De koelte briescht van wijd en zijd
me in ’t aangezicht; ’t is lentetijd;
voortaan meer in de schiere lucht
en bullebakt der buien bucht.
De boomen zien als effenaan
ter bedden uit weer opgestaan;
ze schudden in den wind, die giert
en tuitend door de takken tiert.
’t Heeft fel geregend: dagen lang
was ’t, op en neêr, een watergang,
die losgegaan bij geuten giet;
nu waait het, maar ’t en regent niet.
’t Is koud nochtans. Het windenrad
verwentelt en verspringt.
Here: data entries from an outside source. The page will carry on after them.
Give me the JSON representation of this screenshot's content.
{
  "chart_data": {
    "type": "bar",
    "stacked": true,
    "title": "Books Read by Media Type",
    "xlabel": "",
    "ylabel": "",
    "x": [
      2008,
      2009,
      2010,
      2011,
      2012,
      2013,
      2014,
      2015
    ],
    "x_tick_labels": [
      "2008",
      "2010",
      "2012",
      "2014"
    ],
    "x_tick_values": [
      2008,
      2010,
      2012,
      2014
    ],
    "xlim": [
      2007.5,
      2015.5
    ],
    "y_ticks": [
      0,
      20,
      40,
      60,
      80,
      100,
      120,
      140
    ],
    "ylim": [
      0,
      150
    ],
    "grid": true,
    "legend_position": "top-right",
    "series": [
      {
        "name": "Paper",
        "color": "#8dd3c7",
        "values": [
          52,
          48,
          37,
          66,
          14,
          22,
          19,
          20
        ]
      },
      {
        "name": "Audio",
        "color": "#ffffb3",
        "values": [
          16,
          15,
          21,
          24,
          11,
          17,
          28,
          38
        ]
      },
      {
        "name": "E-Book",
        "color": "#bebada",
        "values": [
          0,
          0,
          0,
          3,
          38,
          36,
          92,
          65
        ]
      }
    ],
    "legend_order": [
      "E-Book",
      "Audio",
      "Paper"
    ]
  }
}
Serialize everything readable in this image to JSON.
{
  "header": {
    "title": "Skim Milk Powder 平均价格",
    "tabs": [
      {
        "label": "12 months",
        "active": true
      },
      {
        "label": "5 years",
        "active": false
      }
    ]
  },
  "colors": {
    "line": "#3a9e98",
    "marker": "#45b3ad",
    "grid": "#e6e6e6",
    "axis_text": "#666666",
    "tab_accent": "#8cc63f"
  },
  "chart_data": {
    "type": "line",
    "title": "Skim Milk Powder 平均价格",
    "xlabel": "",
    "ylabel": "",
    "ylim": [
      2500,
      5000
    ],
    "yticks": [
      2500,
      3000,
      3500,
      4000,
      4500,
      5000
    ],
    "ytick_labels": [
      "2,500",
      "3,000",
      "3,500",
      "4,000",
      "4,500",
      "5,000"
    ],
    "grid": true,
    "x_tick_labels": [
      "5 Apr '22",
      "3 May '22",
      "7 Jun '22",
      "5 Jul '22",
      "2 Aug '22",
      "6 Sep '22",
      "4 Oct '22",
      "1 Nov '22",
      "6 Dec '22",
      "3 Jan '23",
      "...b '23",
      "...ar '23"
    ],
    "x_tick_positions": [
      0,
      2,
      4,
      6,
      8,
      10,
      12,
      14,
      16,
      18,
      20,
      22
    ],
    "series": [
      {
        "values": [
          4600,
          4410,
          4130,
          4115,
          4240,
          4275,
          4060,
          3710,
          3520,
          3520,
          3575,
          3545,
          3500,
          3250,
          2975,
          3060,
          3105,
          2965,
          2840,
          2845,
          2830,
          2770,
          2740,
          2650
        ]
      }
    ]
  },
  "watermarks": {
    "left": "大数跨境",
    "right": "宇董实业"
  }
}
Noch blad
noch blomme en durft den bunsel uit,
daar Gij, o Heer, ze binnensluit.
De regenboge, gister nog,
hoe vreedzaam loech hij! ’t Moederzog
de boezems van de boomen kwelt,
en al dat mussche is rinkelrelt.
Zou ’t waarzeg, en in ’t neerste nu,
ook wezen? Wist het winterschuw
dat ’t vuisten heeft, het jonge jaar?
God geve ’t, en gij, zonne, daar.
Kortrijk, 30/3 1895.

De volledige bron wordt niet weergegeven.